One of Bioware's greatest merits for Mass Effect, or any of their previous games, is that they have a knack for making believable and culturally rich characters, and this is no exception. Your crew on the Normandy, each being of their own race, give you both insight into both their people's and personal past, and with all the backstory involved, you actually begin to believe you are a part of this universe (even though technically it's our universe in the future). Even though the main characters are all very interesting, a staple of a good RPG in my opinion has always been the depth of supporting or stock characters. All of the side quest characters are just as believable as the main cast, which is really a mark on how much care Bioware puts into their games. All of the races featured in the game have their own history and culture, and can also provide a bit of humor in their own quirky ways, such as the Volus race calling humans The Earth-Clan, or a flamingo looking race known as the Hanar always referring to themselves in the third person and their archaic means of speaking.
Another achievement Bioware has managed to accomplish is the voice acting and dialogue in the game. The sheer amount of dialogue in this game is mind boggling and the quality of the acting is near perfect. Their is never a wooden delivery in the acting and all of the actors manage to fit their respective characters very well. The facial movements to go along with the acting is realistic, although I encountered a few animation hiccups once in awhile.
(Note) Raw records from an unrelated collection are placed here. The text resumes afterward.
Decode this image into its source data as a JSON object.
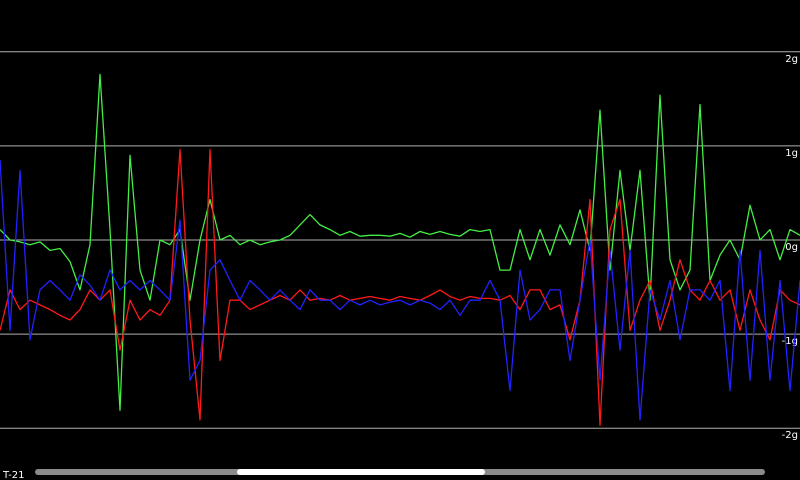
{
  "chart_data": {
    "type": "line",
    "annotation": "T-21",
    "ylim": [
      -2.55,
      2.55
    ],
    "yticks": [
      {
        "value": 2,
        "label": "2g"
      },
      {
        "value": 1,
        "label": "1g"
      },
      {
        "value": 0,
        "label": "0g"
      },
      {
        "value": -1,
        "label": "-1g"
      },
      {
        "value": -2,
        "label": "-2g"
      }
    ],
    "grid": true,
    "series": [
      {
        "color": "#44ee44",
        "values": [
          0.11,
          0,
          -0.02,
          -0.05,
          -0.02,
          -0.11,
          -0.09,
          -0.23,
          -0.53,
          -0.05,
          1.76,
          0.11,
          -1.81,
          0.9,
          -0.32,
          -0.64,
          0,
          -0.05,
          0.11,
          -0.64,
          0,
          0.43,
          0,
          0.05,
          -0.05,
          0,
          -0.05,
          -0.02,
          0,
          0.05,
          0.16,
          0.27,
          0.16,
          0.11,
          0.05,
          0.09,
          0.04,
          0.05,
          0.05,
          0.04,
          0.07,
          0.03,
          0.09,
          0.06,
          0.09,
          0.06,
          0.04,
          0.11,
          0.09,
          0.11,
          -0.32,
          -0.32,
          0.11,
          -0.21,
          0.11,
          -0.16,
          0.16,
          -0.05,
          0.32,
          -0.11,
          1.38,
          -0.32,
          0.74,
          -0.11,
          0.74,
          -0.64,
          1.54,
          -0.21,
          -0.53,
          -0.32,
          1.44,
          -0.43,
          -0.16,
          0,
          -0.21,
          0.37,
          0,
          0.11,
          -0.21,
          0.11,
          0.05
        ]
      },
      {
        "color": "#ff1a1a",
        "values": [
          -0.96,
          -0.53,
          -0.74,
          -0.64,
          -0.69,
          -0.74,
          -0.8,
          -0.85,
          -0.74,
          -0.53,
          -0.64,
          -0.53,
          -1.17,
          -0.64,
          -0.85,
          -0.74,
          -0.8,
          -0.64,
          0.96,
          -0.85,
          -1.91,
          0.96,
          -1.28,
          -0.64,
          -0.64,
          -0.74,
          -0.69,
          -0.64,
          -0.59,
          -0.64,
          -0.53,
          -0.64,
          -0.62,
          -0.64,
          -0.59,
          -0.64,
          -0.62,
          -0.6,
          -0.62,
          -0.64,
          -0.6,
          -0.62,
          -0.64,
          -0.59,
          -0.53,
          -0.6,
          -0.64,
          -0.6,
          -0.62,
          -0.62,
          -0.64,
          -0.59,
          -0.74,
          -0.53,
          -0.53,
          -0.74,
          -0.69,
          -1.06,
          -0.64,
          0.43,
          -1.97,
          0.11,
          0.43,
          -0.96,
          -0.64,
          -0.43,
          -0.96,
          -0.64,
          -0.21,
          -0.53,
          -0.64,
          -0.43,
          -0.64,
          -0.53,
          -0.96,
          -0.53,
          -0.85,
          -1.06,
          -0.53,
          -0.64,
          -0.69
        ]
      },
      {
        "color": "#2222ff",
        "values": [
          0.85,
          -0.96,
          0.74,
          -1.06,
          -0.53,
          -0.43,
          -0.53,
          -0.64,
          -0.37,
          -0.48,
          -0.64,
          -0.32,
          -0.53,
          -0.43,
          -0.53,
          -0.43,
          -0.53,
          -0.64,
          0.21,
          -1.49,
          -1.28,
          -0.32,
          -0.21,
          -0.43,
          -0.64,
          -0.43,
          -0.53,
          -0.64,
          -0.53,
          -0.64,
          -0.74,
          -0.53,
          -0.64,
          -0.64,
          -0.74,
          -0.64,
          -0.69,
          -0.64,
          -0.69,
          -0.66,
          -0.64,
          -0.69,
          -0.64,
          -0.67,
          -0.74,
          -0.64,
          -0.8,
          -0.64,
          -0.64,
          -0.43,
          -0.64,
          -1.6,
          -0.32,
          -0.85,
          -0.74,
          -0.53,
          -0.53,
          -1.28,
          -0.64,
          0,
          -1.49,
          -0.11,
          -1.17,
          -0.11,
          -1.91,
          -0.53,
          -0.85,
          -0.43,
          -1.06,
          -0.53,
          -0.53,
          -0.64,
          -0.43,
          -1.6,
          -0.11,
          -1.49,
          -0.11,
          -1.49,
          -0.43,
          -1.6,
          -0.43
        ]
      }
    ]
  }
}
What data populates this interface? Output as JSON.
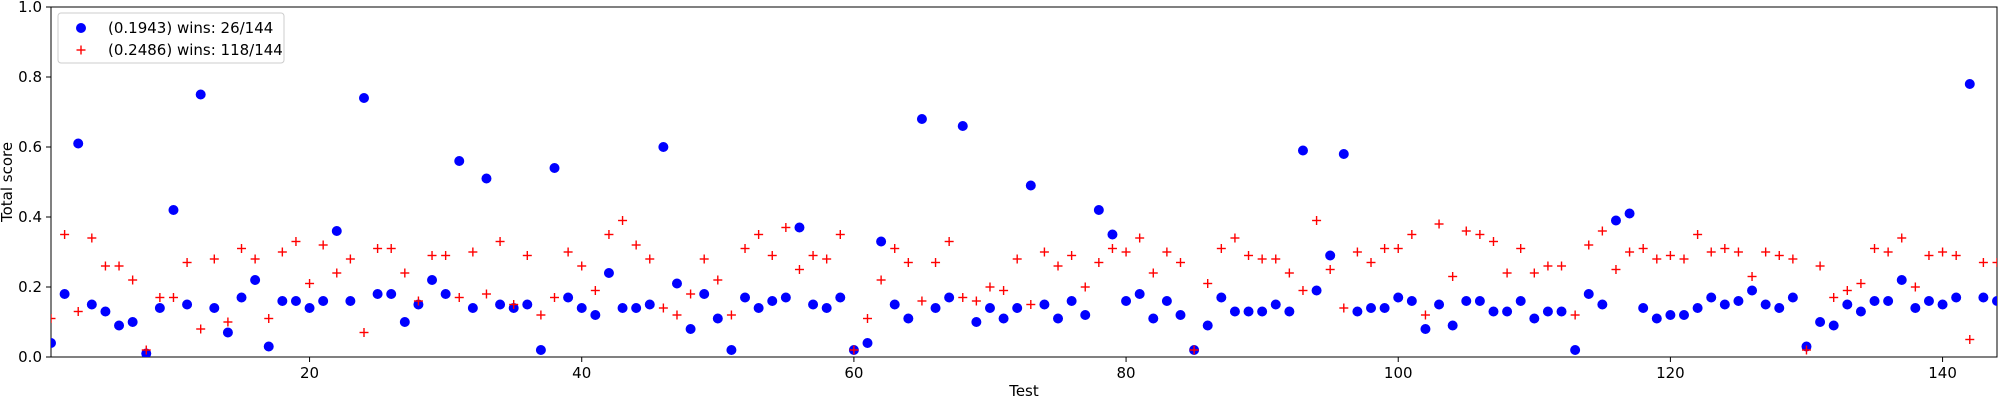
{
  "chart_data": {
    "type": "scatter",
    "title": "",
    "xlabel": "Test",
    "ylabel": "Total score",
    "xlim": [
      1,
      144
    ],
    "ylim": [
      0,
      1.0
    ],
    "xticks": [
      20,
      40,
      60,
      80,
      100,
      120,
      140
    ],
    "yticks": [
      0.0,
      0.2,
      0.4,
      0.6,
      0.8,
      1.0
    ],
    "xtick_labels": [
      "20",
      "40",
      "60",
      "80",
      "100",
      "120",
      "140"
    ],
    "ytick_labels": [
      "0.0",
      "0.2",
      "0.4",
      "0.6",
      "0.8",
      "1.0"
    ],
    "grid": false,
    "legend_position": "top-left",
    "series": [
      {
        "name": "(0.1943) wins: 26/144",
        "marker": "circle",
        "color": "#0000ff",
        "x": [
          1,
          2,
          3,
          4,
          5,
          6,
          7,
          8,
          9,
          10,
          11,
          12,
          13,
          14,
          15,
          16,
          17,
          18,
          19,
          20,
          21,
          22,
          23,
          24,
          25,
          26,
          27,
          28,
          29,
          30,
          31,
          32,
          33,
          34,
          35,
          36,
          37,
          38,
          39,
          40,
          41,
          42,
          43,
          44,
          45,
          46,
          47,
          48,
          49,
          50,
          51,
          52,
          53,
          54,
          55,
          56,
          57,
          58,
          59,
          60,
          61,
          62,
          63,
          64,
          65,
          66,
          67,
          68,
          69,
          70,
          71,
          72,
          73,
          74,
          75,
          76,
          77,
          78,
          79,
          80,
          81,
          82,
          83,
          84,
          85,
          86,
          87,
          88,
          89,
          90,
          91,
          92,
          93,
          94,
          95,
          96,
          97,
          98,
          99,
          100,
          101,
          102,
          103,
          104,
          105,
          106,
          107,
          108,
          109,
          110,
          111,
          112,
          113,
          114,
          115,
          116,
          117,
          118,
          119,
          120,
          121,
          122,
          123,
          124,
          125,
          126,
          127,
          128,
          129,
          130,
          131,
          132,
          133,
          134,
          135,
          136,
          137,
          138,
          139,
          140,
          141,
          142,
          143,
          144
        ],
        "y": [
          0.04,
          0.18,
          0.61,
          0.15,
          0.13,
          0.09,
          0.1,
          0.01,
          0.14,
          0.42,
          0.15,
          0.75,
          0.14,
          0.07,
          0.17,
          0.22,
          0.03,
          0.16,
          0.16,
          0.14,
          0.16,
          0.36,
          0.16,
          0.74,
          0.18,
          0.18,
          0.1,
          0.15,
          0.22,
          0.18,
          0.56,
          0.14,
          0.51,
          0.15,
          0.14,
          0.15,
          0.02,
          0.54,
          0.17,
          0.14,
          0.12,
          0.24,
          0.14,
          0.14,
          0.15,
          0.6,
          0.21,
          0.08,
          0.18,
          0.11,
          0.02,
          0.17,
          0.14,
          0.16,
          0.17,
          0.37,
          0.15,
          0.14,
          0.17,
          0.02,
          0.04,
          0.33,
          0.15,
          0.11,
          0.68,
          0.14,
          0.17,
          0.66,
          0.1,
          0.14,
          0.11,
          0.14,
          0.49,
          0.15,
          0.11,
          0.16,
          0.12,
          0.42,
          0.35,
          0.16,
          0.18,
          0.11,
          0.16,
          0.12,
          0.02,
          0.09,
          0.17,
          0.13,
          0.13,
          0.13,
          0.15,
          0.13,
          0.59,
          0.19,
          0.29,
          0.58,
          0.13,
          0.14,
          0.14,
          0.17,
          0.16,
          0.08,
          0.15,
          0.09,
          0.16,
          0.16,
          0.13,
          0.13,
          0.16,
          0.11,
          0.13,
          0.13,
          0.02,
          0.18,
          0.15,
          0.39,
          0.41,
          0.14,
          0.11,
          0.12,
          0.12,
          0.14,
          0.17,
          0.15,
          0.16,
          0.19,
          0.15,
          0.14,
          0.17,
          0.03,
          0.1,
          0.09,
          0.15,
          0.13,
          0.16,
          0.16,
          0.22,
          0.14,
          0.16,
          0.15,
          0.17,
          0.78,
          0.17,
          0.16
        ]
      },
      {
        "name": "(0.2486) wins: 118/144",
        "marker": "plus",
        "color": "#ff0000",
        "x": [
          1,
          2,
          3,
          4,
          5,
          6,
          7,
          8,
          9,
          10,
          11,
          12,
          13,
          14,
          15,
          16,
          17,
          18,
          19,
          20,
          21,
          22,
          23,
          24,
          25,
          26,
          27,
          28,
          29,
          30,
          31,
          32,
          33,
          34,
          35,
          36,
          37,
          38,
          39,
          40,
          41,
          42,
          43,
          44,
          45,
          46,
          47,
          48,
          49,
          50,
          51,
          52,
          53,
          54,
          55,
          56,
          57,
          58,
          59,
          60,
          61,
          62,
          63,
          64,
          65,
          66,
          67,
          68,
          69,
          70,
          71,
          72,
          73,
          74,
          75,
          76,
          77,
          78,
          79,
          80,
          81,
          82,
          83,
          84,
          85,
          86,
          87,
          88,
          89,
          90,
          91,
          92,
          93,
          94,
          95,
          96,
          97,
          98,
          99,
          100,
          101,
          102,
          103,
          104,
          105,
          106,
          107,
          108,
          109,
          110,
          111,
          112,
          113,
          114,
          115,
          116,
          117,
          118,
          119,
          120,
          121,
          122,
          123,
          124,
          125,
          126,
          127,
          128,
          129,
          130,
          131,
          132,
          133,
          134,
          135,
          136,
          137,
          138,
          139,
          140,
          141,
          142,
          143,
          144
        ],
        "y": [
          0.11,
          0.35,
          0.13,
          0.34,
          0.26,
          0.26,
          0.22,
          0.02,
          0.17,
          0.17,
          0.27,
          0.08,
          0.28,
          0.1,
          0.31,
          0.28,
          0.11,
          0.3,
          0.33,
          0.21,
          0.32,
          0.24,
          0.28,
          0.07,
          0.31,
          0.31,
          0.24,
          0.16,
          0.29,
          0.29,
          0.17,
          0.3,
          0.18,
          0.33,
          0.15,
          0.29,
          0.12,
          0.17,
          0.3,
          0.26,
          0.19,
          0.35,
          0.39,
          0.32,
          0.28,
          0.14,
          0.12,
          0.18,
          0.28,
          0.22,
          0.12,
          0.31,
          0.35,
          0.29,
          0.37,
          0.25,
          0.29,
          0.28,
          0.35,
          0.02,
          0.11,
          0.22,
          0.31,
          0.27,
          0.16,
          0.27,
          0.33,
          0.17,
          0.16,
          0.2,
          0.19,
          0.28,
          0.15,
          0.3,
          0.26,
          0.29,
          0.2,
          0.27,
          0.31,
          0.3,
          0.34,
          0.24,
          0.3,
          0.27,
          0.02,
          0.21,
          0.31,
          0.34,
          0.29,
          0.28,
          0.28,
          0.24,
          0.19,
          0.39,
          0.25,
          0.14,
          0.3,
          0.27,
          0.31,
          0.31,
          0.35,
          0.12,
          0.38,
          0.23,
          0.36,
          0.35,
          0.33,
          0.24,
          0.31,
          0.24,
          0.26,
          0.26,
          0.12,
          0.32,
          0.36,
          0.25,
          0.3,
          0.31,
          0.28,
          0.29,
          0.28,
          0.35,
          0.3,
          0.31,
          0.3,
          0.23,
          0.3,
          0.29,
          0.28,
          0.02,
          0.26,
          0.17,
          0.19,
          0.21,
          0.31,
          0.3,
          0.34,
          0.2,
          0.29,
          0.3,
          0.29,
          0.05,
          0.27,
          0.27
        ]
      }
    ]
  }
}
Now for the downside...even though for the most part the game is flawless, their are a few nuisances here and there, but none truly game-breaking. The aforementioned vehicle combat is clunky and annoying but like all the problems in this game, is forgivable due to the overall quality. The game may have beautiful visuals, but they are considerably hindered by some texture popping, especially in cutscenes. I also found myself being stuck in the terrain of worlds requiring use of the Mako if I got out of the vehicle to pick up some ruins or survey a mineral, which is a bit of a pain, but the game autosaves every time you land on a planet, so repeating only 2 or 3 minutes wasn't so bad.
In the end, Mass Effect is pretty much a must have game for the Xbox 360, especially if you're a sucker for one hell of a story and great gameplay mechanics and it has already become an instant classic in my mind. Bioware has set a new standard for how a game can be on a high philosophical and intellectual level with a lot of depth, yet be fun and accessible to the mainstream.